Serie Gladbacher Lesebuch (2) Das gestohlene zweite Lebensjahrzehnt

Mönchengladbach · Heinz Habrich erinnert sich noch lebhaft daran, wie er und seine Klassenkameraden im Zweiten Weltkrieg als Flakhelfer eingesetzt waren.

Heinz Habrich erinnert sich an seine Zeit bei der Wehrmacht.

Heinz Habrich erinnert sich an seine Zeit bei der Wehrmacht.

Foto: Ilgner

Rheydt Es gibt Erinnerungen, auf die würde man gerne verzichten. Eine dieser Art will ich hier erzählen. Es war die Aktion Luftwaffenhelfer, die im Herbst 1942 begann und die als "Beispiel des unbändigen Siegeswillens des deutschen Volkes" im Jargon dieser Zeit gepriesen wurde. Der Flugabwehrschutz der Städte sollte ausgeweitet werden und dafür wurden Schüler der Jahrgänge 1926/27 herangezogen.

 Mit seinen Klassenkameraden wurde Heinz Habrich im Zweiten Weltkrieg als Flakhelfer zum Flugabwehrschutz eingezogen.

Mit seinen Klassenkameraden wurde Heinz Habrich im Zweiten Weltkrieg als Flakhelfer zum Flugabwehrschutz eingezogen.

Foto: Detlef Ilgner

Nach einer Grundausbildung für den Dienst an den Flugabwehrkanonen (Flak) und an den Funkmessgeräten (Malsi) in Krefeld-Fichtenhain wurde unsere Klasse im Stadtgebiet Mönchengladbach eingesetzt, und ich hatte das Glück, in die Stellung "An den zwölf Morgen" zwischen Bungt und Schloss Rheydt, fast vor unsere Wohnungstür, zu kommen. Etwa zwölf Soldaten, Leutnant, ein Hauptfeldwebel als Spieß, der Koch, der Furier, einige Unteroffiziere als Geschützführer und Ausbilder waren verblieben, alle anderen waren zum Fronteinsatz bereits weg, und diese Lücke sollten wir schließen.

Wir waren keine Soldaten, sondern "Hitlerjungen als Luftwaffenhelfer" und trugen eine der Luftwaffe ähnelnde Uniform. Täglich und auch bei Übungen in der Nacht wurden wir an unserem Einsatzplatz geschult und sollten dazu 18 Stunden Unterricht in der Woche haben, für die ein Betreuungslehrer in Stellung kam.

Zwischen ihm und dem Leutnant kam es darüber immer wieder zu Kontroversen, zumal nach einem nächtlichen Einsatz der Unterricht nicht um 8.30 Uhr, sondern immer erst um 10 Uhr beginnen durfte.
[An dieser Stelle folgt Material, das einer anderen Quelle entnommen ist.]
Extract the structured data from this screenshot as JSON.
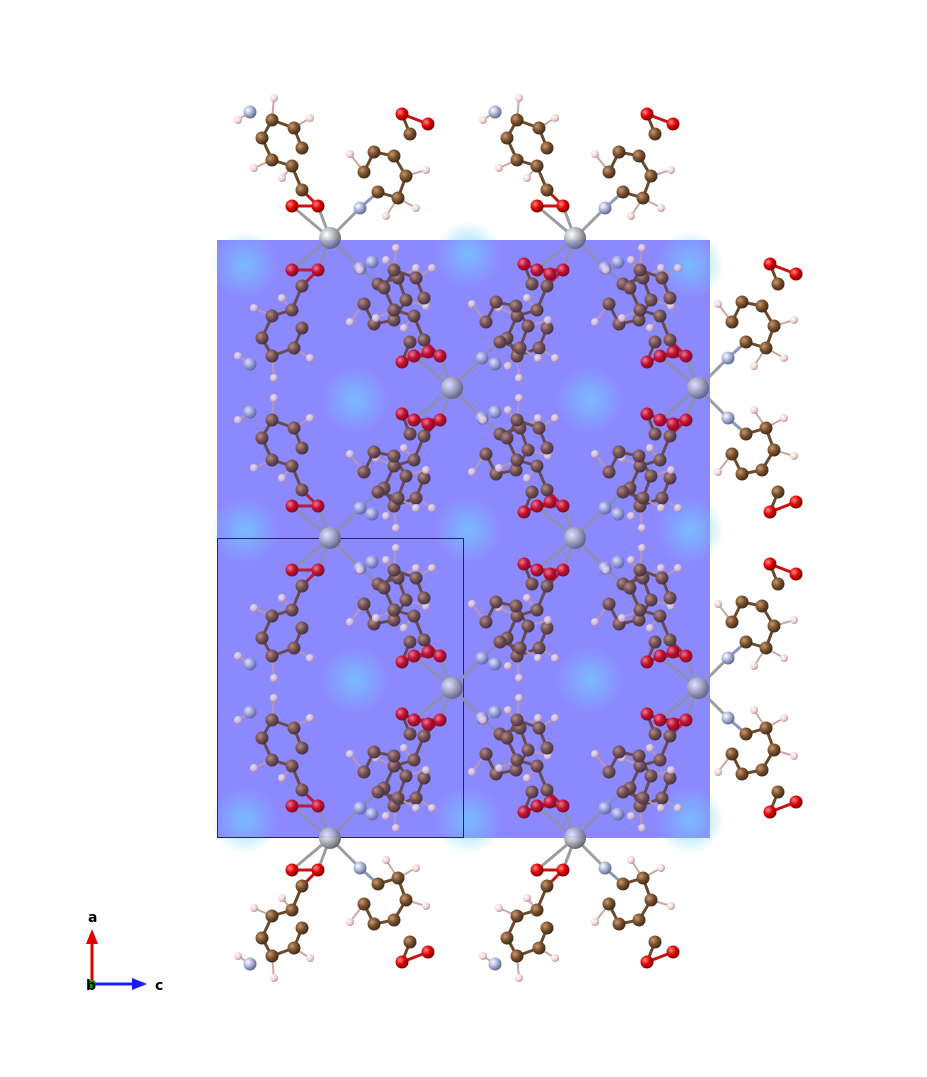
{
  "axes": {
    "a_label": "a",
    "b_label": "b",
    "c_label": "c",
    "a_color": "#e00000",
    "b_color": "#009900",
    "c_color": "#1a1aff"
  },
  "colors": {
    "background": "#ffffff",
    "density_map": "#8f8cff",
    "density_light": "#7fd8ff",
    "cell_outline": "#1a1a40",
    "metal": "#a9acb0",
    "carbon": "#7a5230",
    "oxygen": "#e00000",
    "nitrogen": "#a8b2d6",
    "hydrogen": "#f1d2d2"
  },
  "legend": {
    "icon": "crystal-axes-icon"
  }
}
Zweimal in der Woche gab es Ausgang zwischen 17 und 21 Uhr und alle drei Wochen war das Wochenende frei. Wir kamen bis auf Ausnahmen mit den verbliebenen Soldaten gut aus, wenn auch der Umgang mit den Älteren nicht ganz unproblematisch war. Einige von ihnen hatten das wohl nie zu stillende Bedürfnis, in unserer Gegenwart mehrdeutige Witze und Zoten zu erzählen und damit hatte ich damals dann schon so meine Schwierigkeiten. Wie schizophren diese Zeit war, zeigt wohl diese Episode: Beim Appell ranzte mich der Spieß wegen meines leicht sprossenden Bartes an und er wollte wissen, warum ich nicht rasiert sei. Ich erklärte, dass mir auf meiner Kinderseifenkarte keine Rasierseife zustände, schließlich sei ich noch keine 18. Er bestellte mich zur Matrialausgabe und ich bekam ein Stück. Von da an prüfte er bei jedem Appell meine Rasur. Das führte dazu, dass ich mich fortan zweimal in der Woche rasierte.

Im Februar 1943 endete dieser Einsatz, aber damit war der Spuk nicht zu Ende. Es folgte ein mehrmonatiger Einsatz im Arbeitsdienst und der nahtlose Übergang zur Wehrmacht. Im August 1945 kam ich aus einem englischen Internierungslager wieder nach Hause, gerade neunzehn geworden. Vater war 1944 in einem Lazarett verstorben, ich war das einzige Kind meiner Eltern. Froh, sehr froh, dieser irrsinnigen Misere entkommen zu sein. Noch heute, als Hochbetagter, trauere ich dem mir gestohlenen zweiten Lebensjahrzehnt nach.